What Types Of Civil Litigation Cases Does Your Firm Typically Handle?
We typically represent both plaintiffs and defendants in civil cases such as business disputes, contract disputes, and real estate disputes. We handle consumer defense for people being sued by banks or credit card companies. We also handle family law cases, which are a special type of civil lawsuit.
What Do I Do If I Am Served With a Complaint?
If you are served with a citation and a petition from a Texas Court, you have until the first Monday at 10:00 a.m. following the expiration of 20 days from the date you were served. The simplest answer to file in a Texas case is called a General Denial. In some cases, other objections must be filed with or before any General Denial is filed with the court or important objections may be forever lost. In Justice of the Peace court cases, you have only 14 days from the date you were served with the Citation and Petition to file an answer with the court. In every case it is wise to consult with an attorney before you take any action.
Can I Represent Myself in A Civil Case?
Yes, you have the right to represent yourself in a civil case. However, the real question is whether you should represent yourself. The courtroom is a different environment and most people are not familiar with its unique and unfamiliar language, rules, customs, and culture; it is like a foreign country. My advice in almost every case is to retain an attorney who knows the language and knows how to manage that culture.
When Must I Respond to A Civil Action In Texas?
In Texas, your answers are due in the court on or before 10:00 a.m. on the first Monday following 20 days from the date you have been served.
What Are The General Stages Of Civil Litigation?

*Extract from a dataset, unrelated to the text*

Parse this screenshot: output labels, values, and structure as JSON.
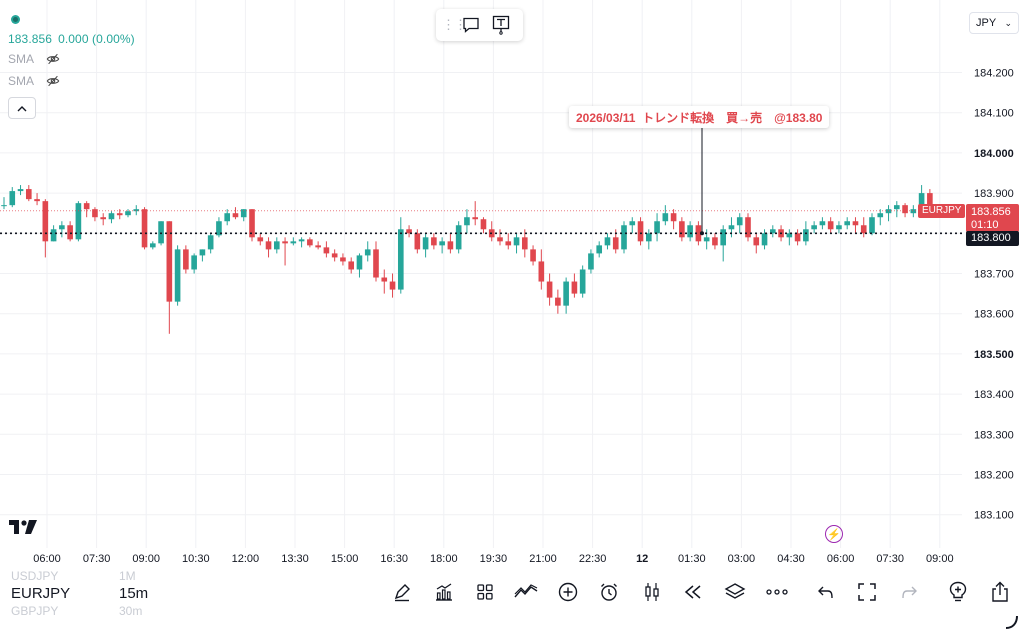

Litigation begins with a Petition. The Petition is a brief description of the complaint the Plaintiff or Petitioner is bringing against the Defendant. Once the Petition is served on the defendant, an answer must be filed within the time provided for in the Texas Rules of Civil Procedure. With one exception, when the defendant files an answer, he or she has submitted himself or herself to the jurisdiction of the court. At this stage of the case the parties normally commence with discovery. Discovery in Texas, consists of Requests for Disclosure, Requests for Production, Requests for Admission, Interrogatories, and Depositions. Each form of discovery is designed to elicit information related to the claims and defenses of the parties. Often this stage of litigation is the most expensive.
Once the parties have had an opportunity to conduct discovery, one or both parties will file Traditional or No Evidence Motions for Summary Judgment. The Summary Judgment is a Motion asking the court to rule on all or some of the issues in the case. Often, this results in a final order closing the case. If the court denies these motions, then the case proceeds to trial.
The next stage of litigation involves the final preparation for trial and the trial itself. In many cases, the parties present the case to a mediator who acts as an impartial third party to help the parties to the lawsuit settle the case without a trial. If mediation fails to settle the case the parties continue to prepare for trial and often file pretrial motions asking the court to rule on matters which are likely to arise in trial. The trial may proceed before the Judge or the parties may elect to present the case to a Jury.
Depending on the outcome of the case at trial one or both parties may ask the court for a new trial. A Motion for New Trial must be filed within 30 days from the date of the judgment. At the new trial, the court can consider new evidence, or the court may consider or reconsider the decision of the judge or jury to ensure the judgment is consistent with the evidence and applicable law.
Finally, the parties may elect to appeal an undesirable judgment. The first step of the Appeal process is to the Court of Appeals and then to the Texas Supreme Court.
What Factors Do You Consider When Trying To Move Forward In A Civil Case?
The facts of the case and the applicable law drive our decision to accept or decline to accept a case. We review every detail of the case considering applicable law to determine what constitutes success and then the likelihood of success. Beyond that, we must to consider the cost of litigation and our client’s ability to fund litigation. You have done your client no good spending $1,000 defending a $1,000 lawsuit. However, some clients are more interested in making a point than they are in whether it makes financial sense to proceed. We always look at the value of the case and it’s not always about the money. Sometimes, the value of a case is found in the ability of the court to grant injunctive relief. An injunction is an order which prohibits a person from acting or forces a person to take an action. In some cases, an injunction can literally destroy your business.
Finally, we must evaluate the client’s ability to endure the emotional strain litigate takes on the parties. Some clients are more tolerant to the uncertainty and stress of litigation than others.